By Kendall Russell | July 10, 2017
      13-kilowatt Hall thruster being evaluated at NASA's Glenn Research Center in Cleveland. Photo: NASA.

      13-kilowatt Hall thruster being evaluated at NASA’s Glenn Research Center in Cleveland. Photo: NASA.

      Aerojet Rocketdyne successfully conducted a series of hot-fire tests on a Power Processing Unit (PPU) for an Advanced Electric Propulsion System (AEPS) designed to further the United States’ commercial space capabilities as well as support NASA’s plans for deep space exploration. The tests were conducted at NASA’s Glenn Research Center in Cleveland, Ohio.

      “The PPU successfully demonstrated stable operation of the propulsion system and responded appropriately to all of our planned contingency scenarios,” said Julie Van Kleeck, vice president of advanced space and launch programs and strategy at Aerojet Rocketdyne. “This is a critical step in providing advanced Solar Electric Propulsion (SEP), which is necessary for affordable cargo and logistics transportation in support of human missions to Mars.”
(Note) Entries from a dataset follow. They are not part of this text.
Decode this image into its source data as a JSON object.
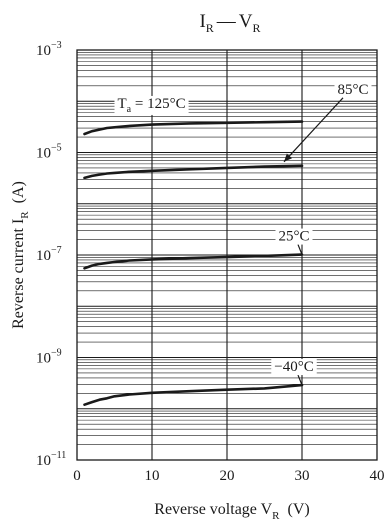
{
  "chart_data": {
    "type": "line",
    "title": {
      "main": "I",
      "main_sub": "R",
      "sep": "—",
      "rest": "V",
      "rest_sub": "R"
    },
    "xlabel": {
      "text": "Reverse voltage  V",
      "sub": "R",
      "unit": "(V)"
    },
    "ylabel": {
      "text": "Reverse current  I",
      "sub": "R",
      "unit": "(A)"
    },
    "xlim": [
      0,
      40
    ],
    "ylim": [
      1e-11,
      0.001
    ],
    "yscale": "log",
    "grid": true,
    "xticks": [
      {
        "value": 0,
        "label": "0"
      },
      {
        "value": 10,
        "label": "10"
      },
      {
        "value": 20,
        "label": "20"
      },
      {
        "value": 30,
        "label": "30"
      },
      {
        "value": 40,
        "label": "40"
      }
    ],
    "yticks": [
      {
        "value": 1e-11,
        "base": "10",
        "exp": "−11"
      },
      {
        "value": 1e-09,
        "base": "10",
        "exp": "−9"
      },
      {
        "value": 1e-07,
        "base": "10",
        "exp": "−7"
      },
      {
        "value": 1e-05,
        "base": "10",
        "exp": "−5"
      },
      {
        "value": 0.001,
        "base": "10",
        "exp": "−3"
      }
    ],
    "series": [
      {
        "name": "125°C",
        "x": [
          1,
          2,
          3,
          4,
          5,
          7,
          10,
          15,
          20,
          25,
          30
        ],
        "y": [
          2.3e-05,
          2.6e-05,
          2.8e-05,
          3e-05,
          3.1e-05,
          3.3e-05,
          3.5e-05,
          3.7e-05,
          3.8e-05,
          3.9e-05,
          4e-05
        ]
      },
      {
        "name": "85°C",
        "x": [
          1,
          2,
          3,
          4,
          5,
          7,
          10,
          15,
          20,
          25,
          30
        ],
        "y": [
          3.2e-06,
          3.5e-06,
          3.7e-06,
          3.9e-06,
          4e-06,
          4.2e-06,
          4.4e-06,
          4.7e-06,
          5e-06,
          5.3e-06,
          5.5e-06
        ]
      },
      {
        "name": "25°C",
        "x": [
          1,
          2,
          3,
          4,
          5,
          7,
          10,
          15,
          20,
          25,
          30
        ],
        "y": [
          5.5e-08,
          6.2e-08,
          6.7e-08,
          7e-08,
          7.3e-08,
          7.8e-08,
          8.2e-08,
          8.7e-08,
          9.1e-08,
          9.6e-08,
          1.02e-07
        ]
      },
      {
        "name": "−40°C",
        "x": [
          1,
          2,
          3,
          4,
          5,
          7,
          10,
          15,
          20,
          25,
          30
        ],
        "y": [
          1.2e-10,
          1.35e-10,
          1.5e-10,
          1.6e-10,
          1.75e-10,
          1.9e-10,
          2.05e-10,
          2.2e-10,
          2.35e-10,
          2.5e-10,
          2.9e-10
        ]
      }
    ],
    "annotations": [
      {
        "series": 0,
        "prefix": "T",
        "prefix_sub": "a",
        "text": " = 125°C"
      },
      {
        "series": 1,
        "text": "85°C",
        "arrow": true
      },
      {
        "series": 2,
        "text": "25°C"
      },
      {
        "series": 3,
        "text": "−40°C"
      }
    ],
    "colors": {
      "line": "#1a1a1a",
      "grid": "#1a1a1a",
      "background": "#ffffff"
    }
  }
}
      The company performed the tests in conjunction with NASA’s Technology Development Unit thruster and a xenon flow control unit. The tests are being conducted as part of a $65 million contract that NASA awarded Aerojet Rocketdyne in April 2016. Under the contract, Aerojet Rocketdyne will develop, qualify and deliver five 12.5-kilowatt Hall thruster subsystems, including thrusters, PPUs and xenon flow controllers. According to Aerojet Rocketdyne, the AEPS Hall thrusters deliver twice the thrust when compared to the company’s XR-5 Hall thrusters, which are presently used to deliver government and commercial satellites to their Geosynchronous Earth Orbit (GEO). According to NASA, work performed under the contract could increase spacecraft transportation fuel efficiency by 10 times over current chemical propulsion technology.

      Aerojet Rocketdyne is maturing the thruster system under development at Glenn Research Center with support from NASA’s Jet Propulsion Laboratory in Pasadena, California, to a flight system capable of 23,000 hours of life. This flight propulsion system will form the core of SEP vehicles that NASA can use for efficient transportation of habitats and cargo needed for human exploration of deep space destinations beyond Low-Earth Orbit (LEO).